Als Ernst Caramelle die vorliegende Zeichnung anfertigte, lebte er in Frankfurt, wo er an der Städelschule unterrichtete. Mehrere Jahre des Aufenthalts in Amerika lagen hinter ihm. In Cambridge, Massachusetts, hatte er sich bereits in den 1970er-Jahren mit Videos beschäftigt und dort frühe und einprägsame Beispiele dieser Kunstrichtung geschaffen, wie z. B. Video-Ping-Pong, 1974. Fragen der Fläche und des Raumes, der Medienkunst und ‑realität sowie Installationen tangieren den Künstler seit nunmehr über vierzig Jahren.

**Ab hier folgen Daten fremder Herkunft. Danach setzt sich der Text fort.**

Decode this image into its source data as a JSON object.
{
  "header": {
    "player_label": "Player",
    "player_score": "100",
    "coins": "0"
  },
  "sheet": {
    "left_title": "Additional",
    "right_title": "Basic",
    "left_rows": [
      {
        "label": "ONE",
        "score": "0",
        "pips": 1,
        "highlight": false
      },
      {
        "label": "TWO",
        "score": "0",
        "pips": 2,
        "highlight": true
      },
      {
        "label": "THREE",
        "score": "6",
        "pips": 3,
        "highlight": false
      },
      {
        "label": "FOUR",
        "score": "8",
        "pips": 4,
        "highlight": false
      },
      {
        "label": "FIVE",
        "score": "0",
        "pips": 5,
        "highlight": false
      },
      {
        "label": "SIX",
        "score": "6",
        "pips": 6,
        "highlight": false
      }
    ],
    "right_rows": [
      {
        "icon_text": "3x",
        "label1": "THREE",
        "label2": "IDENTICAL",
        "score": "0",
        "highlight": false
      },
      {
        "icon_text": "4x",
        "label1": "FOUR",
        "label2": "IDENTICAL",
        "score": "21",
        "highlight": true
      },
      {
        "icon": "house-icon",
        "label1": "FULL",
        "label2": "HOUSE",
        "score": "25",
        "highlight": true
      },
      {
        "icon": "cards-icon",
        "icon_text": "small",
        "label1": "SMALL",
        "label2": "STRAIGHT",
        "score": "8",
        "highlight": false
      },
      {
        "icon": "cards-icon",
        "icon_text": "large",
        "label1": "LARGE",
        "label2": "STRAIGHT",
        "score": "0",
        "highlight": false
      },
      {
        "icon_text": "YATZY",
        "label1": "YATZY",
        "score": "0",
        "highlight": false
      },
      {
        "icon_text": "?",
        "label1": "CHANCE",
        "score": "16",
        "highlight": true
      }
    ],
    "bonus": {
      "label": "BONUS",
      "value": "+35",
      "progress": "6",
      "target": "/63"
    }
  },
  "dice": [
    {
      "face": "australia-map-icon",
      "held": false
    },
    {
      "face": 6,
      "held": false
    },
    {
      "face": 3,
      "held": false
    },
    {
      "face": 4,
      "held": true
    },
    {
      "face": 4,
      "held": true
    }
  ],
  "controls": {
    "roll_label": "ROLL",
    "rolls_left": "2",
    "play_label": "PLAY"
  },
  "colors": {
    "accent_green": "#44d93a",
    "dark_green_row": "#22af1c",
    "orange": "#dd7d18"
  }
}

Die Zeichnung scheint auf den ersten Blick nicht mehr als ein Entwurf zu sein. Bleistift- und Farbstiftstriche bedecken das hochformatige Blatt. Am unteren Bildrand sind die Unterschrift des Künstlers und die Betitelung Semiabstrakt vermerkt. In der rechten unteren Ecke ist ein Briefumschlag angedeutet. Er gibt das Entstehungsjahr der Zeichnung mit 1982 an.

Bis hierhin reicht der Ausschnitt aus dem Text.